The mean amount of pleural fluid drained during thoracoscopy was 2.5 L (SD 1.6 L). Lesions were present on the anterior parietal pleura in 45 (75%) patients, on the posterior parietal pleura in 56 (93.3%) patients, on the diaphragmatic parietal pleura in 49 (81.7%) patients and on the visceral pleura in 49 (81.7%) patients. Pericardial lesions were detected in 4 (6.7%) patients. Posterior parietal pleura was the most common affected location in the current study.
Pleural nodules were the commonest lesions detected as 37 (61.7%) patients had pleural nodules during thoracoscopic examination. Pleural plaques were found in 24 (40%) patients, pleural masses were found in 6 (10%) patients, focal pleural thickening was detected in 10 (16.7%) patients and finally pleural peel was found in 20 (33.3%) patients. There was significant positive correlation between the presence of pleural nodules and the occurrence of complications (X2=4.435, p=0.037). The mean thoracoscopy score was 5.9 (SD 3). Regarding adhesions encountered inside the pleural space during thoracoscopy, 24 (40%) patients were adhesion-free “grade 0”. Adhesions were grade 1 in 15 (25%) patients, grade 2 in 9 (15%) patients, grade 3 in 11 (18.3%) patients and grade 4 in a single patient. The higher the thoracoscopy score “more involvement of the pleura”, the higher the grade of adhesion “more adhesions” (r= 0.296, p=0.022). There was significant relation between the grade of adhesions and the aetiology of the pleural effusion (kwX2=9.171, p=0.01) with higher grades found in benign lesions (NSP and TB) and lowest grades found in malignant mesothelioma and malignant extrapulmonary causes of pleural effusion.

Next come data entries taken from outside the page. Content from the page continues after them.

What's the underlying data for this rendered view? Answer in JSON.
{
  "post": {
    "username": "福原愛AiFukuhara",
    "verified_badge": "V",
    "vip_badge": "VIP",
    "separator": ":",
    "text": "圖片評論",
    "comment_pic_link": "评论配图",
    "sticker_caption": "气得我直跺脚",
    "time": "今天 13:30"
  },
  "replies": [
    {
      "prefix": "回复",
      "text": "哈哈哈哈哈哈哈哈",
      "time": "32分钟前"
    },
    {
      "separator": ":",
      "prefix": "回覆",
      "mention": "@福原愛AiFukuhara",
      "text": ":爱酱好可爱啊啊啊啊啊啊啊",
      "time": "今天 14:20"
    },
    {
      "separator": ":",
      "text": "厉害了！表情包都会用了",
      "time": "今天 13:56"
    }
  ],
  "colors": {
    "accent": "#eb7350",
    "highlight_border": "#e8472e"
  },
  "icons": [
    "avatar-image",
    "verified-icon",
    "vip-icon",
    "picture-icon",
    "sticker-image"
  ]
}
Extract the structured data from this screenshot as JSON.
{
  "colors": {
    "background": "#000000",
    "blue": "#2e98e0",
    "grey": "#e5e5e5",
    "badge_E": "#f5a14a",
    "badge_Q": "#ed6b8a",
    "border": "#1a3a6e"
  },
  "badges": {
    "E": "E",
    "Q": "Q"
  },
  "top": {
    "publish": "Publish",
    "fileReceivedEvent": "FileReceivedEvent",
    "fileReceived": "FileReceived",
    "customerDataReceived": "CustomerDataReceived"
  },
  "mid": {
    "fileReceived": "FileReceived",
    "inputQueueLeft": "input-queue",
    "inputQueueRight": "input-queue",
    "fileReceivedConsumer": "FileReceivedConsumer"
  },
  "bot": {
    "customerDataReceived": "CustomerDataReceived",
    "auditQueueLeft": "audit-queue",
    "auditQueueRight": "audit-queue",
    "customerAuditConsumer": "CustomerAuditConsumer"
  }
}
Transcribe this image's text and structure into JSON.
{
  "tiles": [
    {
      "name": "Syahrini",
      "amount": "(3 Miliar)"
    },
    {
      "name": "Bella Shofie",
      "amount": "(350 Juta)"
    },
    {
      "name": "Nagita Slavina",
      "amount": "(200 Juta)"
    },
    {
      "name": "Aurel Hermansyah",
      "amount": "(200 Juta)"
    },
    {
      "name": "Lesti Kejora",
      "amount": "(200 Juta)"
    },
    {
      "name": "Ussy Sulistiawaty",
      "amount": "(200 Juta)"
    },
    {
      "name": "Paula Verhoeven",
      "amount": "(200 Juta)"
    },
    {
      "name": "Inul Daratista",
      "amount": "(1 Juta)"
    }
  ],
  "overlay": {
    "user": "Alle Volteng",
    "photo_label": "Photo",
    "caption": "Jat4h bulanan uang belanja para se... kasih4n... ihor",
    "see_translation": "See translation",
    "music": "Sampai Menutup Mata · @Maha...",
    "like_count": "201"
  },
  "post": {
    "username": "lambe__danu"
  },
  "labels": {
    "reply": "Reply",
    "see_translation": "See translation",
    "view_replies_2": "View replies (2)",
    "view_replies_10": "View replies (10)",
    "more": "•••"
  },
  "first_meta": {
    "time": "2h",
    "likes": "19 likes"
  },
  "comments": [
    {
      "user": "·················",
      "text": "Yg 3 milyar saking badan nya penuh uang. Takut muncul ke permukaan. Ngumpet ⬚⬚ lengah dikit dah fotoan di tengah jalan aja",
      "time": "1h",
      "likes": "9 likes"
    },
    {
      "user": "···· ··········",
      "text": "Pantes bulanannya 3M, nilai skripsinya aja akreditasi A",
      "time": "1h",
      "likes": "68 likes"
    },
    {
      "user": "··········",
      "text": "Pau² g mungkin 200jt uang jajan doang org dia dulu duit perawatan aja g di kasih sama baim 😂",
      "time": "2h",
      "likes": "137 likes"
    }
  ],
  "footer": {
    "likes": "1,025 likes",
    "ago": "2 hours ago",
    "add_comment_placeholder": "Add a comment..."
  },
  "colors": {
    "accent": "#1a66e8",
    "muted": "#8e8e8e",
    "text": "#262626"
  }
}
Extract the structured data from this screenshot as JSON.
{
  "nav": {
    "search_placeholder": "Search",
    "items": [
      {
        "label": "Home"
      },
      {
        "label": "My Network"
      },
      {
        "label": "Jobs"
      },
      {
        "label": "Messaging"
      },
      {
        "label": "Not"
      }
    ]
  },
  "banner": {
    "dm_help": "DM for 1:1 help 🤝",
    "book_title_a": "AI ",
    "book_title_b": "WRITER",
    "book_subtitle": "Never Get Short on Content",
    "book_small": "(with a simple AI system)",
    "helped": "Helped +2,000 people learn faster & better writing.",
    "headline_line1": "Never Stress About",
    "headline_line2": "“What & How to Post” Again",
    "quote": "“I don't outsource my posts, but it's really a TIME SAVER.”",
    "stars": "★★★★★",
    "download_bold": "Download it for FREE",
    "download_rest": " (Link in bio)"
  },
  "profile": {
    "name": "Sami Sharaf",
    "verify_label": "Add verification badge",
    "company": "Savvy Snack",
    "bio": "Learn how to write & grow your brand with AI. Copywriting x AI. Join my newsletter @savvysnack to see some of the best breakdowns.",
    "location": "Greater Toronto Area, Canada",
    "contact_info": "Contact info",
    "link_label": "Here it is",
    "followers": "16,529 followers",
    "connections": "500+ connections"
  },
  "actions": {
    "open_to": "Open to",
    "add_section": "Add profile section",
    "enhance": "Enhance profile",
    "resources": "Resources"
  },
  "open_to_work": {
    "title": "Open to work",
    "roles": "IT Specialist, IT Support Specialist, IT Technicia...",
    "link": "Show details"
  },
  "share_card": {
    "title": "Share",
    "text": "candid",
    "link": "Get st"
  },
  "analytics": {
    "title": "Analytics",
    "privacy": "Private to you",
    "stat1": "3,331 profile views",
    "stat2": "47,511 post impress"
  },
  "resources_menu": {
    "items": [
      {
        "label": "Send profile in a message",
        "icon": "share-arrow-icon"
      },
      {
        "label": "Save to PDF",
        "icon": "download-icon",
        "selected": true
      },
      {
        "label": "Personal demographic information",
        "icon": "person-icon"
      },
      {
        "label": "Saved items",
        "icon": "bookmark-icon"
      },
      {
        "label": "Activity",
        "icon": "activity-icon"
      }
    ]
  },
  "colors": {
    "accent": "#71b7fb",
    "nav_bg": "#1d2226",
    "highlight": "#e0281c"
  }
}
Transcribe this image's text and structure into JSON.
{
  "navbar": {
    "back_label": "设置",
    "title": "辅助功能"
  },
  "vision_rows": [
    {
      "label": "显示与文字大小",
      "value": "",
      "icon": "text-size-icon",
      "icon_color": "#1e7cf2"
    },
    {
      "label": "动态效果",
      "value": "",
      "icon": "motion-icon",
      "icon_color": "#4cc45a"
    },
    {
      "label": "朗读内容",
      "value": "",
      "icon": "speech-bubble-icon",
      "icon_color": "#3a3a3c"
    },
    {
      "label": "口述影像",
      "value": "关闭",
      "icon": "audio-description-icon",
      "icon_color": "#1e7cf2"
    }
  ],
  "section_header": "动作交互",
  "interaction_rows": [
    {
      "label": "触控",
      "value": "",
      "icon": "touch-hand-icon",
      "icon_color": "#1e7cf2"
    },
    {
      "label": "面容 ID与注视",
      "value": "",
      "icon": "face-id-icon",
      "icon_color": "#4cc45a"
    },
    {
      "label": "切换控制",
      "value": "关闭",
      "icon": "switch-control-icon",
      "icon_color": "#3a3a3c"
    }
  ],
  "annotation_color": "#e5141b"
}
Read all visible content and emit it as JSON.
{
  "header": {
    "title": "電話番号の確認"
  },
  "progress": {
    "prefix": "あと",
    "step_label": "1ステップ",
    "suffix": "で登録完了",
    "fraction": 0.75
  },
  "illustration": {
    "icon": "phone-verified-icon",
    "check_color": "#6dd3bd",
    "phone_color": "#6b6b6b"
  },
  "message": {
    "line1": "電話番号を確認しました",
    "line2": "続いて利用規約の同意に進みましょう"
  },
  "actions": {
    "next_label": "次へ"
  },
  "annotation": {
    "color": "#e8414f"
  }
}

Pleural effusion was of benign nature in 21 (35%) patients (TB pleuritis in 7 (11.7%) patients and non-specific pleurisy (NSP) in 14 (23.3%) patients), while malignant pleural effusion was diagnosed in 39 (65%) patients (Bronchial carcinoma in 16 (26.7%) patients , malignant mesothelioma (MM) in 7 (11.7%) patients, metastasis from cancer ovary in 3 (5%) patients, cancer breast in 2 (3.3%) patients, adenocarcinoma of unknown primary in 8 (13.2%) patients and other malignancies in 3 (5%) patients). Malignant nature of pleural effusion was more common in higher age group (T=2.735, p=0.01).